Personally, I brew 10 gallon batches that I almost always kick off with a 1.5qt starter. I don't do any stirring; all the siphoning into 2 6gal carboys plus just dumping in the yeast, I believe, adds plenty of oxygen. But if I was sprinkling dry yeast on top, I'd want to give it the best shot to get a good strong start!

  • Can you explain why you recommend stirring? Does it relate to the discussion of O2? The answer doesn't explain the connection.
    – mdma
    Commented Oct 31, 2013 at 15:10
  • There's ample evidence (start with Chris White's "Yeast" book from Brewers Publications) that dissolving oxygen into unfermented wort is beneficial to yeast growth. For the clarity of this answer, you should specify what you mean by "oxygen bubblers" and the duration of their use, and the amount of oxygen to add, as your opening paragraph regarding the aerobic phase is nearly contradictory to your later recommendation to avoid this practice. Commented Nov 1, 2013 at 23:16
  • Edited. Hopefully more direct now. Thanks for the feedback!
    – djs
    Commented Nov 2, 2013 at 1:57
  • 1
    Stirring won't introduce much oxygen and certainly not the 8ppm max you can get from air, so a separate airation step should be used.
    – mdma
    Commented Nov 2, 2013 at 15:51

Charlie Papazian recommends rehydrating the yeast in the "bible" of home brewing, "The Complete Joy Of Homebrewing, 3rd Edition" (page 80 - 81). Following his instructions:

To do this, boil 1.5 cups of water for 10 minutes, then cover with foil. Add the dried yeast at about 100 degrees Fahrenheit and add the yeast and wait for 30 minutes before pitching.

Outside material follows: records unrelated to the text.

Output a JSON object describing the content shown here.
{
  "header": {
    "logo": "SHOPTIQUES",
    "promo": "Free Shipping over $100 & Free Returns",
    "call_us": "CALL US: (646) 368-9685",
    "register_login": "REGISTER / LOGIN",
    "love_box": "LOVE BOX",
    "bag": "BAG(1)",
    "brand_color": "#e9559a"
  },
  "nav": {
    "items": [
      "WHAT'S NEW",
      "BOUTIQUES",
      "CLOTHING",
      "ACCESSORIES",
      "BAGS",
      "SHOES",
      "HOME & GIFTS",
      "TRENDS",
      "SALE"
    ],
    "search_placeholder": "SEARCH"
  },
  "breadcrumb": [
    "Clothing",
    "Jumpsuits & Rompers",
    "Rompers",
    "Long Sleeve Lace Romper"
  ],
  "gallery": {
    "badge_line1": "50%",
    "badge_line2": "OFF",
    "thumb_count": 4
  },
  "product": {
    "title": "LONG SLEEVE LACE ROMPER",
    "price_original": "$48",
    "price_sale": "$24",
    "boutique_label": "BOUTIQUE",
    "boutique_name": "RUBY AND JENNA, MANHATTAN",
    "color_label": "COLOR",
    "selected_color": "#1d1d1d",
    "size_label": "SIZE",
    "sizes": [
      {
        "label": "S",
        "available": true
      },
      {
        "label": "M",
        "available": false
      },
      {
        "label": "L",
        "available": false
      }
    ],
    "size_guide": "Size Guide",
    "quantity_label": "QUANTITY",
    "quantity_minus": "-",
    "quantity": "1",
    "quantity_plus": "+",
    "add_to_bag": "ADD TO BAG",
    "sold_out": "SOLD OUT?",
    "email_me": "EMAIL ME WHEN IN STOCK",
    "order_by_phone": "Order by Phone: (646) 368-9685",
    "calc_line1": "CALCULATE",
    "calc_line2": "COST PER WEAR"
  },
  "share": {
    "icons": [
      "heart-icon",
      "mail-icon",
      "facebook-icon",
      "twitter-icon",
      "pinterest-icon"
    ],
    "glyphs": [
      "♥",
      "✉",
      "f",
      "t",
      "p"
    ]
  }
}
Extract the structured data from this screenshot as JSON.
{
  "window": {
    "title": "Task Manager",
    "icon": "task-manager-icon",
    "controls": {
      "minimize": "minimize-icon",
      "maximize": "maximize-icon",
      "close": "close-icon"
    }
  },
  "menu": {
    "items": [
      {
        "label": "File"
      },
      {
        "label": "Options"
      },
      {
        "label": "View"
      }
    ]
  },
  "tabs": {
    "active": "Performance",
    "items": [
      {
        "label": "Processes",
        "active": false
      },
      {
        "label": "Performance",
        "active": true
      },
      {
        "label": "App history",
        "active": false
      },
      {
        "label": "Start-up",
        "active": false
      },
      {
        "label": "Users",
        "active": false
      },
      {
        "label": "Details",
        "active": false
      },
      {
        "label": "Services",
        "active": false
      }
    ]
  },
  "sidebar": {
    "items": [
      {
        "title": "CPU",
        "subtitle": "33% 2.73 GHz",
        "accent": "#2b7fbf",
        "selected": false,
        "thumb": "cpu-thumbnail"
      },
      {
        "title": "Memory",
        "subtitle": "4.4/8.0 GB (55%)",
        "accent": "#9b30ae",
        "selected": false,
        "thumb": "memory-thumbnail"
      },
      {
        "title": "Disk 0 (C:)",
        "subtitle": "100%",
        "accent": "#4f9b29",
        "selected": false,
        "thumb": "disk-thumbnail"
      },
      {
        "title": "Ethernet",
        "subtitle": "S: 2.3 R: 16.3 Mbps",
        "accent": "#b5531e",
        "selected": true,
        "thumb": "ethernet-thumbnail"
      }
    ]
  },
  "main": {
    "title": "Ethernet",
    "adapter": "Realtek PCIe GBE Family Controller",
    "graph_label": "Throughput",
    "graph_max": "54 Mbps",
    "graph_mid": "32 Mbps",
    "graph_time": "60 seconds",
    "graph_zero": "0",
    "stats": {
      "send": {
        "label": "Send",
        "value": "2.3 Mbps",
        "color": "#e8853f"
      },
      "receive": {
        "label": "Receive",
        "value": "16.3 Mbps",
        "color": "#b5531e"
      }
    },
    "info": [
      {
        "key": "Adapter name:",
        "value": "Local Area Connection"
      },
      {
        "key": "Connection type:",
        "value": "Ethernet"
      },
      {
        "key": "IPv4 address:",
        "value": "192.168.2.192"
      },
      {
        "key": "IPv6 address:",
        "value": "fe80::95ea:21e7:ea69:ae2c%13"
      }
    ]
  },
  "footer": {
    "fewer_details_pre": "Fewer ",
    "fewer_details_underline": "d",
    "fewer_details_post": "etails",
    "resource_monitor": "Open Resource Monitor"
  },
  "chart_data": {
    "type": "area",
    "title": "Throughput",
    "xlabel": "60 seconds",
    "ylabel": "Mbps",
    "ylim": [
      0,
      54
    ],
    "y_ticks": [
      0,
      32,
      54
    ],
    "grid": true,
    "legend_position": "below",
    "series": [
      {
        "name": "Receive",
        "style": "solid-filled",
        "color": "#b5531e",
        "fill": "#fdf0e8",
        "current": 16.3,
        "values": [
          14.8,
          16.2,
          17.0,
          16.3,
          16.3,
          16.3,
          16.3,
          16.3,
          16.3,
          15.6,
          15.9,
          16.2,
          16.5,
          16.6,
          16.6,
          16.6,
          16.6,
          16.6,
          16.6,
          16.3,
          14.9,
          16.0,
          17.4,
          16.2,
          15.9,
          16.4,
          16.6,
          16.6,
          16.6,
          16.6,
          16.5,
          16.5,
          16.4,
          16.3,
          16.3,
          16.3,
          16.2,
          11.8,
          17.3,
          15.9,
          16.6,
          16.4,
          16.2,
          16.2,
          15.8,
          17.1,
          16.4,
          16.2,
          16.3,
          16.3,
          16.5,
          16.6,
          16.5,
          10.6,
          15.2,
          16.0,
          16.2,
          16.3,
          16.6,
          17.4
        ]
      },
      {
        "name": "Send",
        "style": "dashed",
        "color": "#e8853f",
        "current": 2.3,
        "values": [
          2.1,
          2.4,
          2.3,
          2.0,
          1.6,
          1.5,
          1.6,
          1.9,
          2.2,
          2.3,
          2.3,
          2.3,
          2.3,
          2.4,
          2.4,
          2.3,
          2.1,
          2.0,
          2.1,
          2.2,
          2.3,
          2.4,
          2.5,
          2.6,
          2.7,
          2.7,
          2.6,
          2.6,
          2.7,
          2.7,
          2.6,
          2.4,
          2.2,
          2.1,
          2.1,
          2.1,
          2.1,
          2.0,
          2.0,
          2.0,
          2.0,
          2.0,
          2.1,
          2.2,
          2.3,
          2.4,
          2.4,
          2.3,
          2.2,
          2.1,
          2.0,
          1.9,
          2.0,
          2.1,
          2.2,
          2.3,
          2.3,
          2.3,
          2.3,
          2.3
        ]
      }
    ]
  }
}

  • If you don't rehydrate, you lose a significant portion.
    – Wyrmwood
    Commented Aug 19, 2021 at 22:34

I'm waiting my time to take a full dead yeast packet. Because I follow the recommendation to just sprinkle the yeast over the wort and wait it to dip... One experienced 'brewer-master' said me that if the yeast is dead it doesn't hydrate neither sink, staying on surface.

So, you could remove it from the wort surface (siphoning the surface, or with a tablespoon, ...), and pitch a new one. But dead yeast packet seems to be so rare that I'm doing this like waiting my luck to win a lottery.